The history of astronomical observation offers examples of this progression. In Figure 1, Saturn is shown as drawn by early observers in the 17th century based on what they saw with primitive telescopes. Some astronomers interpreted what they saw as evidence that Saturn had ears. Figure 2 displays a photo taken in 2004 by the Cassini spacecraft. This observation evidences considerably more information about Saturn’s rings, including shape and number of rings.

Figure 1

Early Drawings of Saturn

Early drawings of Saturn and its rings. White circles and elliptical figures on a black background.

Note. Early drawings of Saturn and its rings, around 1610-1644. Observers using early telescopes could barely detect Saturn’s rings. Source is Alexander (1962), cited in Fletcher (2013).

Figure 2

Cassini 2004 Photo

image

Note. Cassini space probe 2004 photo of Saturn’s rings. Source is Jet Propulsion Laboratory, National Aeronautics and Space Administration For more photos, go to https://www.nasa.gov/mission_pages/cassini/images/index.html.

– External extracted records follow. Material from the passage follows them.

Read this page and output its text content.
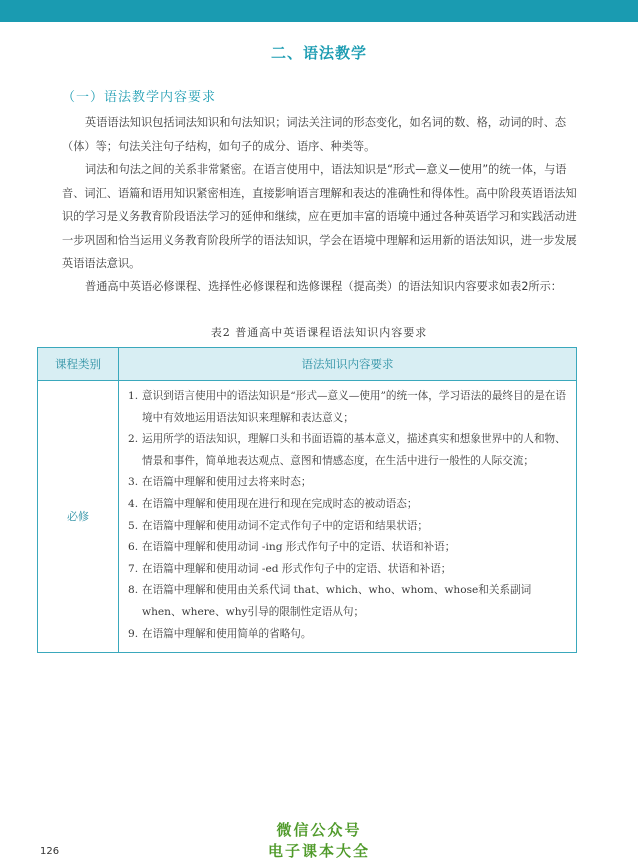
二、语法教学
（一）语法教学内容要求

英语语法知识包括词法知识和句法知识；词法关注词的形态变化，如名词的数、格，动词的时、态（体）等；句法关注句子结构，如句子的成分、语序、种类等。

词法和句法之间的关系非常紧密。在语言使用中，语法知识是“形式—意义—使用”的统一体，与语音、词汇、语篇和语用知识紧密相连，直接影响语言理解和表达的准确性和得体性。高中阶段英语语法知识的学习是义务教育阶段语法学习的延伸和继续，应在更加丰富的语境中通过各种英语学习和实践活动进一步巩固和恰当运用义务教育阶段所学的语法知识，学会在语境中理解和运用新的语法知识，进一步发展英语语法意识。

普通高中英语必修课程、选择性必修课程和选修课程（提高类）的语法知识内容要求如表2所示：

表2 普通高中英语课程语法知识内容要求
课程类别	语法知识内容要求
必修
1. 意识到语言使用中的语法知识是“形式—意义—使用”的统一体，学习语法的最终目的是在语境中有效地运用语法知识来理解和表达意义；
2. 运用所学的语法知识，理解口头和书面语篇的基本意义，描述真实和想象世界中的人和物、情景和事件，简单地表达观点、意图和情感态度，在生活中进行一般性的人际交流；
3. 在语篇中理解和使用过去将来时态；
4. 在语篇中理解和使用现在进行和现在完成时态的被动语态；
5. 在语篇中理解和使用动词不定式作句子中的定语和结果状语；
6. 在语篇中理解和使用动词 -ing 形式作句子中的定语、状语和补语；
7. 在语篇中理解和使用动词 -ed 形式作句子中的定语、状语和补语；
8. 在语篇中理解和使用由关系代词 that、which、who、whom、whose和关系副词when、where、why引导的限制性定语从句；
9. 在语篇中理解和使用简单的省略句。
微信公众号
电子课本大全
126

Early astronomers probably saw ears on Saturn for several reasons. The most obvious reason is likely the primitive state of the optics; the telescopes were better than the naked eye, but could not produce images with better resolution. Astronomers who saw these ambiguous shapes naturally interpreted them in terms of more familiar images, such as ears on a head. Contemporary educational and psychological measures are comparatively more advanced than these primitive images, perhaps comparable to the image in Figure 3.  That is, most current tests can detect phenomena of interest, but  reliably classify them into only a few quantitative categories (such as high, medium, and low).

Figure 3

Hooker 1943 Telescope Photo

Note. Saturn and rings photographed in 1943 by ground-based Hooker telescope, Mount Wilson Observatory. Copyright 1962 by Carnegie Observatories, reprinted by permission.

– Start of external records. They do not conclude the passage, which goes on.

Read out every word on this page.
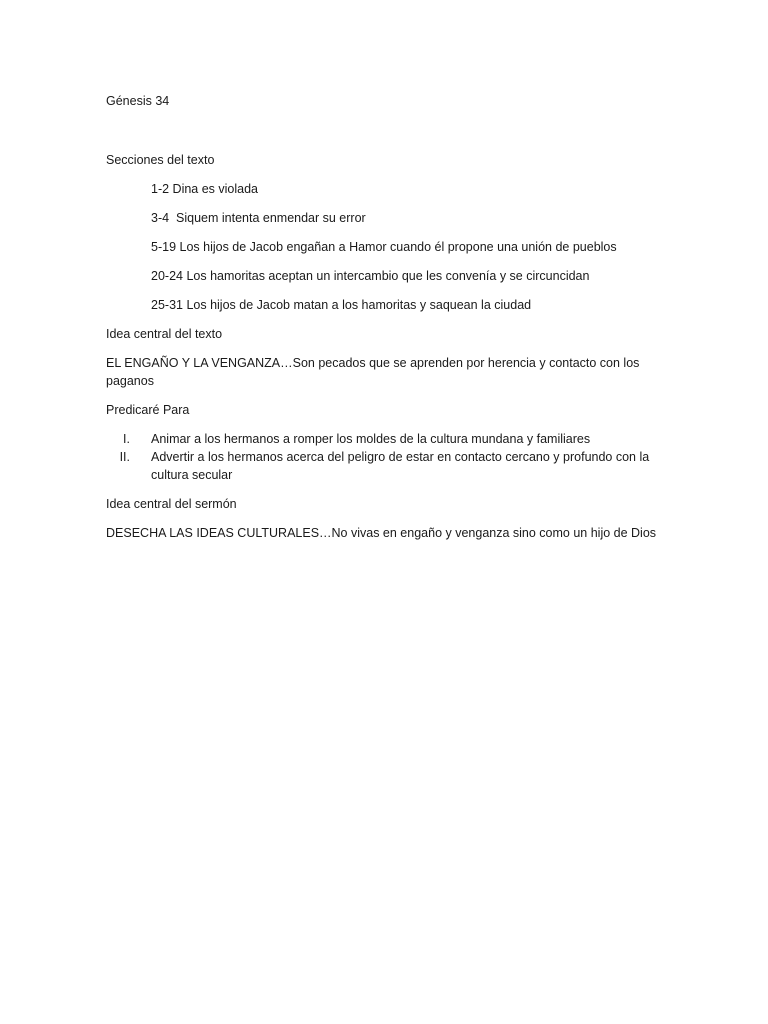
Génesis 34

Secciones del texto

1-2 Dina es violada

3-4  Siquem intenta enmendar su error

5-19 Los hijos de Jacob engañan a Hamor cuando él propone una unión de pueblos

20-24 Los hamoritas aceptan un intercambio que les convenía y se circuncidan

25-31 Los hijos de Jacob matan a los hamoritas y saquean la ciudad

Idea central del texto

EL ENGAÑO Y LA VENGANZA…Son pecados que se aprenden por herencia y contacto con los paganos

Predicaré Para

I. Animar a los hermanos a romper los moldes de la cultura mundana y familiares
II. Advertir a los hermanos acerca del peligro de estar en contacto cercano y profundo con la cultura secular

Idea central del sermón

DESECHA LAS IDEAS CULTURALES…No vivas en engaño y venganza sino como un hijo de Dios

Efforts to observe educational and psychological phenomena systematically have occurred for little over a century. Consequently, measurement technology in this field remains relatively under-developed, at least compared to more mature sciences. This state is complicated by the fact that commercial interests, not nonprofit considerations, have frequently driven the creation of educational and psychological tests. One result has been an emphasis on selection tests that measure psychological traits relevant to performance in academic and vocational settings. A developer constructing a test for selection of student applicants for admission to college, for example, would identify item and scale scores that provide high estimates of reliability (e.g., temporal stability, to demonstrate that measured traits endure over time, and internal consistency) and validity (e.g., the ability to predict future outcomes such as GPA and college graduation rates). These selection criteria have been adopted as the central paradigm for evaluating tests, although other criteria can be important for creating tests useful for other purposes.